Who is playing it? The 48 players in the initial LIV Golf event were not exactly a who’s who of golf, and many of the biggest names in the sport, such as Tiger Woods and Rory McIlroy, have stayed away. But there were big names and former major champions, including Phil Mickelson, Dustin Johnson and Sergio García.
What is attracting the players? The LIV Golf events are the richest tournaments in golf history. The first tournament’s total purse was $25 million, and the winner’s share was $4 million. The last-place finisher at each event was guaranteed $120,000. That is on top of the appearance fees and nine-figure signing-on payouts some players have accepted.
How can I watch the new tour? Despite its high-profile golfers and its big-money backing, LIV Golf has not yet secured a broadcast rights agreement in the United States and will be shown on lesser-watched streaming services in much of the world. In the United States, this week’s tournament will be available via live streams on LIVGolf.com, YouTube and Facebook.
Reminded that the PGA Tour, the circuit where Mickelson has earned more than $94 million, warned that any player joining LIV Golf would be suspended and perhaps permanently banned, Sullivan grinned.
“Yeah, but what did they offer Phil — $200 million, right?” Sullivan asked. “Who wouldn’t take $200 million? I mean, to play golf?”
As Mickelson turned toward the fourth hole, a single voice shouted in his direction: “Sellout!”
Mickelson did not react.
Around the golf course on Thursday, 12 groups were a mix of LIV Golf and PGA Tour players. One comprised Jon Rahm of Spain, the defending U.S. Open champion, Collin Morikawa, the winner of the 2020 P.G.A. Championship, and James Piot, the 2021 U.S. Amateur champion who played last week in the first LIV Golf tournament.
The group moved briskly and civilly around the Country Club layout, exhibiting all the usual courtesies that golfers do — remaining quiet when an opponent is over the ball, staying out of sight when others are putting, moving a ball mark if it is in someone’s line. It looked like any other threesome in any other first round of a major championship.
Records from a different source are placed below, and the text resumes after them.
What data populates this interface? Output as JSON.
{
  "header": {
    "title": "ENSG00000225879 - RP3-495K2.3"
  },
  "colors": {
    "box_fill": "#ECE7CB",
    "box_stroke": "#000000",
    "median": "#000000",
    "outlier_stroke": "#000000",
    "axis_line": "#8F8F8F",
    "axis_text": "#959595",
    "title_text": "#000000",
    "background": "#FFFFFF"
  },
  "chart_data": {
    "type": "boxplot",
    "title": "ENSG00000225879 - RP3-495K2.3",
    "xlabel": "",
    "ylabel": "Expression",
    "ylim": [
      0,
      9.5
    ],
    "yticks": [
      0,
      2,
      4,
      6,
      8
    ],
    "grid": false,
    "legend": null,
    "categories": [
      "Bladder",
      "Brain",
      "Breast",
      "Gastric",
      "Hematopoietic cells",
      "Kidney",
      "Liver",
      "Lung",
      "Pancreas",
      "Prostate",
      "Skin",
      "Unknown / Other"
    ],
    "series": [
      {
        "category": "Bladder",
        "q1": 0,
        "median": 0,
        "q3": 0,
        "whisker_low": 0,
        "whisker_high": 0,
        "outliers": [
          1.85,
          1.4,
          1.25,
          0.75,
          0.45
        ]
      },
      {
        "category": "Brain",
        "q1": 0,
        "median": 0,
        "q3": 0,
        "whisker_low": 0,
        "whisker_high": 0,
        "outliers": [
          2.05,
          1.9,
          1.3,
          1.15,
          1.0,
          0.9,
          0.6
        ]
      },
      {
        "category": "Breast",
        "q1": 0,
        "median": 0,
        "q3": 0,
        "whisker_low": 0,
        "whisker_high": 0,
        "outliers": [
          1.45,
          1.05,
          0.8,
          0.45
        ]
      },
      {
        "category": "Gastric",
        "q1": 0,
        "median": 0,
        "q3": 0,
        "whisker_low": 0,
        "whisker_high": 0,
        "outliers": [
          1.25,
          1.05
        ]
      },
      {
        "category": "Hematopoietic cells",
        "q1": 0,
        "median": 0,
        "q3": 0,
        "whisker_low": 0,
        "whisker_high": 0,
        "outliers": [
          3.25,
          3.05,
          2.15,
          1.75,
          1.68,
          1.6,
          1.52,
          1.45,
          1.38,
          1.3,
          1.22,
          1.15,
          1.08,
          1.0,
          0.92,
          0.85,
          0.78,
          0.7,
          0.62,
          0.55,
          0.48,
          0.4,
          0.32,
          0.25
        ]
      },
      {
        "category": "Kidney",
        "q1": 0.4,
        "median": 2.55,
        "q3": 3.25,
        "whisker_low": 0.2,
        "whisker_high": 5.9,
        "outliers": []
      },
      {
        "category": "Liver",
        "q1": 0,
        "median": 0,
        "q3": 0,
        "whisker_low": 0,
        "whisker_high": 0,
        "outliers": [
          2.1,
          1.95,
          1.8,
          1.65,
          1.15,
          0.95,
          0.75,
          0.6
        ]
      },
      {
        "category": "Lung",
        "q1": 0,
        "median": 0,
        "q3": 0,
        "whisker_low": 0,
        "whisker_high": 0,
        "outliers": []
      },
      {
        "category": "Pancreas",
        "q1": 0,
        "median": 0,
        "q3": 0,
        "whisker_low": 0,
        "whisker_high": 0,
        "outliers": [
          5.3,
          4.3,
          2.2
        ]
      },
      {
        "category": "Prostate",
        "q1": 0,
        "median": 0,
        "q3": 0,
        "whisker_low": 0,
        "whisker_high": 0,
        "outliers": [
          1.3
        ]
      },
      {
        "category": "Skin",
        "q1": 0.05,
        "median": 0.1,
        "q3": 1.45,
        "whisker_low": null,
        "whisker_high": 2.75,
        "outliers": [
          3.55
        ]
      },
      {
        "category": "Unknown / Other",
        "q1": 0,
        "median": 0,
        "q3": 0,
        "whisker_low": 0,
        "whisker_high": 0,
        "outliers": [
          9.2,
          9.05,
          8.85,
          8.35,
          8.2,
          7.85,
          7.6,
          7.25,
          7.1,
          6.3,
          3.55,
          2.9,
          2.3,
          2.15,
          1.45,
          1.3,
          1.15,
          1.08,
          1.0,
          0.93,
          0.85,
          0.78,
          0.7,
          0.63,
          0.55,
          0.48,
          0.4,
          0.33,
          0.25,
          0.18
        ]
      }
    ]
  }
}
It recalled the words of Justin Thomas, a leader among the young players who have pledged their support for the PGA Tour, who said earlier in the week about those who have chosen to join the breakaway venture: “You can disagree with the decision. You can maybe wish that they did something differently. But for people at home to necessarily say that Dustin Johnson is now a bad person, that’s not fair. That’s just not right.”
Rahm on Tuesday said something similar. His countryman Sergio Garcia is now a LIV golfer. Asked about Garcia’s defection, Rahm replied: “Not my business.”